In the first chapter I present an axiomatic model of cognitive dissonance, in which an agent's response to information explicitly depends upon past actions. I introduce novel behavioral axioms and derive a representation in which beliefs are directionally updated. The agent twists the information and overweights states in which his past actions provide a higher payoff. I then characterize two special cases of the representation. In the first case, the agent distorts the likelihood ratio of two states by a function of the utility values of the previous action in those states. In the second case, the agent's posterior beliefs are a convex combination of the Bayesian belief and the one which maximizes the conditional value of the previous action. Within the second case a unique parameter captures the agent's sensitivity to dissonance, and I characterize a way to compare sensitivity to dissonance between individuals. Lastly, I develop several simple applications and show that cognitive dissonance contributes to the equity premium and price volatility, asymmetric reaction to news, and belief polarization.

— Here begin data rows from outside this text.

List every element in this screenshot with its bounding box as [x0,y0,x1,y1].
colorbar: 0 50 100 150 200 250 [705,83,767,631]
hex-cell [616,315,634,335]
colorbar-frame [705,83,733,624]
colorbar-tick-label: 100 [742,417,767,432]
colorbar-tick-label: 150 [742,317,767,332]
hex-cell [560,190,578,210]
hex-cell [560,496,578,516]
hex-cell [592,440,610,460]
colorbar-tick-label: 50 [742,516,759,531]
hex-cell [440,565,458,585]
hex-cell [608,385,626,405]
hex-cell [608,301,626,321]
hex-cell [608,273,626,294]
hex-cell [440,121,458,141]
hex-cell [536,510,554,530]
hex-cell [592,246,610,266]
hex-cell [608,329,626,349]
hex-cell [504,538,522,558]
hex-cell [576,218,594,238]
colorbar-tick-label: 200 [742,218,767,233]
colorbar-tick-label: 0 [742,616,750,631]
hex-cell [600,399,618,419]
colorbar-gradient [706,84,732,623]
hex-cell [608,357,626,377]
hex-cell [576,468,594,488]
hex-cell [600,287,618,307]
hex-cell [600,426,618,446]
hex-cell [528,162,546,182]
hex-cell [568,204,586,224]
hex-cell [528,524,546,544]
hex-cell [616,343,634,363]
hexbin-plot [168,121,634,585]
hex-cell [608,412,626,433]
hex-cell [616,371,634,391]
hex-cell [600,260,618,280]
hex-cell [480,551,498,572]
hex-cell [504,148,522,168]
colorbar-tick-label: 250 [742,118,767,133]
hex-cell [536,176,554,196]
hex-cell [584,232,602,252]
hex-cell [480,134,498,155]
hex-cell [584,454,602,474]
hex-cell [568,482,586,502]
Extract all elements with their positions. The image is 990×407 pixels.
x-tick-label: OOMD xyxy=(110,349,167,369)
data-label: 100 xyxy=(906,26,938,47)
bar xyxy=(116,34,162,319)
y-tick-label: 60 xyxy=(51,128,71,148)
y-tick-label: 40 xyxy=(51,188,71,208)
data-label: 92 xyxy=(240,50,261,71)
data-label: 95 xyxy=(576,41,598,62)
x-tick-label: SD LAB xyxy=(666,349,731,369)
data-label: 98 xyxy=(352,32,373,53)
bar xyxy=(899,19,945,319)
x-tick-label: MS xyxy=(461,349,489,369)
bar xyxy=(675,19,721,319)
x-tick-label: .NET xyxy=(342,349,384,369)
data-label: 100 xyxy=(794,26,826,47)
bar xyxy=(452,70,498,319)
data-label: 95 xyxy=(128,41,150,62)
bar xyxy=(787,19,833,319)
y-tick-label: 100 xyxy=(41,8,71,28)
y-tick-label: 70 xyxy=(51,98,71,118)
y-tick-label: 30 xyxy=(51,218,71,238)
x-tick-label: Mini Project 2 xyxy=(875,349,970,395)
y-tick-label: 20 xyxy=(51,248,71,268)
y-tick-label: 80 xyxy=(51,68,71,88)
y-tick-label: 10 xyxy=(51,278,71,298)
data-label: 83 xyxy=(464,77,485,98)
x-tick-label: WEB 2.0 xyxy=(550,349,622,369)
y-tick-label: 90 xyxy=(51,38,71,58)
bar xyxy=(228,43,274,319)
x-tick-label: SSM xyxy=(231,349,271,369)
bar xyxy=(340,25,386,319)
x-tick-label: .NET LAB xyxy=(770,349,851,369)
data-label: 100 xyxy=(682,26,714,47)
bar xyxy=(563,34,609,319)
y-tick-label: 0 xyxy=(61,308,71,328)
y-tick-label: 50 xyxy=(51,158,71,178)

The second chapter characterizes a decision maker with sticky beliefs. That is, a decision maker who does not update enough in response to information, where enough means as a Bayesian decision maker would. This chapter provides axiomatic foundations for sticky beliefs by weakening the standard axioms of dynamic consistency and consequentialism. I derive a representation in which updated beliefs are a convex combination of the prior and the Bayesian posterior. A unique parameter captures the weight on the prior and is interpreted as the agent's measure of belief stickiness or conservatism bias. This parameter is endogenously identified from preferences and is easily elicited from experimental data.
The third chapter deals with updating in the face of ambiguity, using the framework of Gilboa and Schmeidler. There is no consensus on the correct way way to update a set of priors. Current methods either do not allow a decision maker to make an inference about her priors or require an extreme level of inference. In this chapter I propose and axiomatize a general model of updating a set of priors. A decision maker who updates her beliefs in accordance with the model can be thought of as one that chooses a threshold that is used to determine whether a prior is plausible, given some observation. She retains the plausible priors and applies Bayes' rule. This model includes generalized Bayesian updating and maximum likelihood updating as special cases.